Hi!
PHPDocs are for what their name suggests, for comments, not for runtime code information. They allow arbitrary characters, their intent is for human-readible documentation only.
Nothing prevents us from using phpdocs for non-human-reading purposes. Actually, there is quite a lot of code that already does it successfully. I don't see anything heretical in having phpdoc tag parser in reflection and using it for metadata purposes - after all, phpdoc currently IS being used as metadata and actually it was its intent from the start.
Primary difference of Annotations, they are not only human- but also enforced to be machine-readable. Annotations are runtime configuration or
phpdoc tags are enforced to be machine readable as well.
metadata, throwing compile time parse errors when not followed correctly.
There's no such thing as compile time in PHP. Practically everything in PHP is runtime. And as I see, people want validation logic in their annotations - which makes it even more runtime.
That has nothing to do with documentation, it is an very elegant way to extend classes, methods and properties with metadata information, configuration and code right next to each other.
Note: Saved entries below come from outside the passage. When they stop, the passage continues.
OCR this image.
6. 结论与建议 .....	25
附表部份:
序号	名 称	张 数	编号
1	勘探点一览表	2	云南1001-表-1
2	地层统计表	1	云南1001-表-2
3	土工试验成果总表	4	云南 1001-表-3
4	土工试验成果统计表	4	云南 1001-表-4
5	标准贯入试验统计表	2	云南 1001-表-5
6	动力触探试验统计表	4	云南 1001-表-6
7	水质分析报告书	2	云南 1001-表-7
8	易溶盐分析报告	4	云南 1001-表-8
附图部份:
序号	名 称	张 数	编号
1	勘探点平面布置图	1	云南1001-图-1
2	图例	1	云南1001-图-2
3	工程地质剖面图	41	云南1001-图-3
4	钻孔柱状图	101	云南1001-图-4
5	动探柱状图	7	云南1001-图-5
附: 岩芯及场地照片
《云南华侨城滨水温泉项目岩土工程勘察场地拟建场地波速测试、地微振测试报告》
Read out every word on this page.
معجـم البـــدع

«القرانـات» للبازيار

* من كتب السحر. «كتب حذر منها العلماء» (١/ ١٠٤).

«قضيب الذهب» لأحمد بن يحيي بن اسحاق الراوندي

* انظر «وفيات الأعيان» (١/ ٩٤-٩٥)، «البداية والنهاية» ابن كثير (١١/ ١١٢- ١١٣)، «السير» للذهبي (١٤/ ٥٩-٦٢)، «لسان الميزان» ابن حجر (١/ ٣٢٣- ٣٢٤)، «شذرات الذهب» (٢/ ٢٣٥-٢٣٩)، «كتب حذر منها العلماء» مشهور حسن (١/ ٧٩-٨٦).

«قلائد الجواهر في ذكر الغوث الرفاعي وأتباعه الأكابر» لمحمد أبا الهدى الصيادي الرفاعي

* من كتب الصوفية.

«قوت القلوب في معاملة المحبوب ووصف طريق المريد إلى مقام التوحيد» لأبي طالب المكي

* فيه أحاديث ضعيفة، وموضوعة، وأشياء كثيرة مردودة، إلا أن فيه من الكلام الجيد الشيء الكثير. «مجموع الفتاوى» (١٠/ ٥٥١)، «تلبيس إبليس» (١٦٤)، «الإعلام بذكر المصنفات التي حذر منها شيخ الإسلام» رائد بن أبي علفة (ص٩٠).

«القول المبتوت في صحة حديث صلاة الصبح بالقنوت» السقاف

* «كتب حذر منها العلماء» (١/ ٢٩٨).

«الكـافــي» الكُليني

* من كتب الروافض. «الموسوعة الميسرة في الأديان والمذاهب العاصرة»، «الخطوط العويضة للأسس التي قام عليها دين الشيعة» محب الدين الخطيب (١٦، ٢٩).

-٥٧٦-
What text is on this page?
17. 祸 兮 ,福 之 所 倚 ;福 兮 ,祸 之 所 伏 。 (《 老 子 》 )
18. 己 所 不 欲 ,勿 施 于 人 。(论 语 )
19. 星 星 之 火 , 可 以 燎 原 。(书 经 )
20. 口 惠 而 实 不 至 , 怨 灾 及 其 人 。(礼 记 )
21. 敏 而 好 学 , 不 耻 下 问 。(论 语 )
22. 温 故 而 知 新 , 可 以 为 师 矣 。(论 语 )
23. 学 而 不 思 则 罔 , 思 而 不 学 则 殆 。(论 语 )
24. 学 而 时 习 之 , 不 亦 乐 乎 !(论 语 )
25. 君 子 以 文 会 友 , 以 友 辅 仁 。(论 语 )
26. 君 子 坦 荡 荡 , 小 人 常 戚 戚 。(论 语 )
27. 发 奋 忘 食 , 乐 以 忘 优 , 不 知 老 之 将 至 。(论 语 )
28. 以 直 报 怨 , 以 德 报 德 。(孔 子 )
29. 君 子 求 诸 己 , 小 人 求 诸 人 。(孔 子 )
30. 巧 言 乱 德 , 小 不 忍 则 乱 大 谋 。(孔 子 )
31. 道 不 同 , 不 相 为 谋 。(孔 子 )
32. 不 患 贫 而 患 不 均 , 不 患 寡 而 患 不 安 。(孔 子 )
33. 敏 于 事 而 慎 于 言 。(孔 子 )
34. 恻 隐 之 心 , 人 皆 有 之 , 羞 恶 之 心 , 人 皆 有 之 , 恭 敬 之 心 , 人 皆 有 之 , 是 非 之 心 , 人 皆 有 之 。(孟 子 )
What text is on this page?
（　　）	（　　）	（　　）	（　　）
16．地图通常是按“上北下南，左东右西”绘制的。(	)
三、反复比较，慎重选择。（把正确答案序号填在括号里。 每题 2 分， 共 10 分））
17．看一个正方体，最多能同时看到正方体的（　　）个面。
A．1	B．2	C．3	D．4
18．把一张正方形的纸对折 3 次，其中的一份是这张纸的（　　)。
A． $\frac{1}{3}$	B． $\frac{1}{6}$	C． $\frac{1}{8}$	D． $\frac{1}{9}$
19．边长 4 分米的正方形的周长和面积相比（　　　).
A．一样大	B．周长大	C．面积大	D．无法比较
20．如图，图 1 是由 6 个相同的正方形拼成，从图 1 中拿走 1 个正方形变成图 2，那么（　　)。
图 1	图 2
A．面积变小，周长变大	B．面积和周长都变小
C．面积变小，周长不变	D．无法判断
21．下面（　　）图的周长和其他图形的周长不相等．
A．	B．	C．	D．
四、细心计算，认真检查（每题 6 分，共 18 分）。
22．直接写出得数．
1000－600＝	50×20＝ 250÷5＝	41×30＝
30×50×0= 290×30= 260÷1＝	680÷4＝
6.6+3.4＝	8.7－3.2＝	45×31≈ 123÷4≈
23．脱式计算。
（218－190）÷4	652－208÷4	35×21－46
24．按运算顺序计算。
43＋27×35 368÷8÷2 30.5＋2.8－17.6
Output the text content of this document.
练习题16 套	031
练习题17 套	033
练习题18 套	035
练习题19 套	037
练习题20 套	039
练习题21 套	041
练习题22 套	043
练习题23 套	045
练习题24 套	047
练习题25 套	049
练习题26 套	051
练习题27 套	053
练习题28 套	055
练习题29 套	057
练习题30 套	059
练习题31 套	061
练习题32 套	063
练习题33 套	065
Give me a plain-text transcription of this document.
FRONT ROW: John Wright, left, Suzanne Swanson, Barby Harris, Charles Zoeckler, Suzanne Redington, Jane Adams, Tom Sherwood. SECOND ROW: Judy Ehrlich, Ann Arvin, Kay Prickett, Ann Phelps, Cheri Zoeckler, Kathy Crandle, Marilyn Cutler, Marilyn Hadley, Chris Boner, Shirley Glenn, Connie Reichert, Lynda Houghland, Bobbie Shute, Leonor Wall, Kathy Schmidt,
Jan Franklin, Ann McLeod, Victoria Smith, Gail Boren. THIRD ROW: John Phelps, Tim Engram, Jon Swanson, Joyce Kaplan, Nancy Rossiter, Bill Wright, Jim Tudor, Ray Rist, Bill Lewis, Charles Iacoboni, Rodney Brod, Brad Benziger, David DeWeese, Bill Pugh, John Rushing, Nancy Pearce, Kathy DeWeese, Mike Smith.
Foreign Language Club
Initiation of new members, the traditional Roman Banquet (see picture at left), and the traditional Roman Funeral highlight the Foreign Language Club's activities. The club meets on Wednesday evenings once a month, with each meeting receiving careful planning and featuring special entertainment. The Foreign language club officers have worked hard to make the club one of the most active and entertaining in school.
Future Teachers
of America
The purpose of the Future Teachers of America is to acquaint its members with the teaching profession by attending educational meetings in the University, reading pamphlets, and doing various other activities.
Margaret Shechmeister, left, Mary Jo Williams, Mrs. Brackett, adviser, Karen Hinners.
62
What prevents you from using plain old way of adding information to classes? I understand that new syntax is much cooler than boring old one - but besides that?
1. Developers should expect to be able to delete a comment/docblock without altering the code-path.
It's circular argument. If phpdoc is used for metadata, they can't.
2. Errors in the Doc-Blocks "expected formatting" are left for the userland developer to detect. IDEs or the PHP Parser simply don't care.
How it's a bad thing? IDEs can do whatever they want, and PHP parser shouldn't be broken by metadata.
3. There is no real difference for a human only readable doclbock starting with /** or /*, however PHP just doesnt publish the /* docblocks to the userland, leading to countless errors when that single star is missing.
If you miss single dollar, comma or = sign, there could be errors too. So?
4. every IDE or code-highlighting prints them in light grey, making them sort of invisible.
Fix your IDE. My IDE knows about what phpdoc tags are :) Some IDEs lagging behind is not an argument in language design. IDEs can be fixed.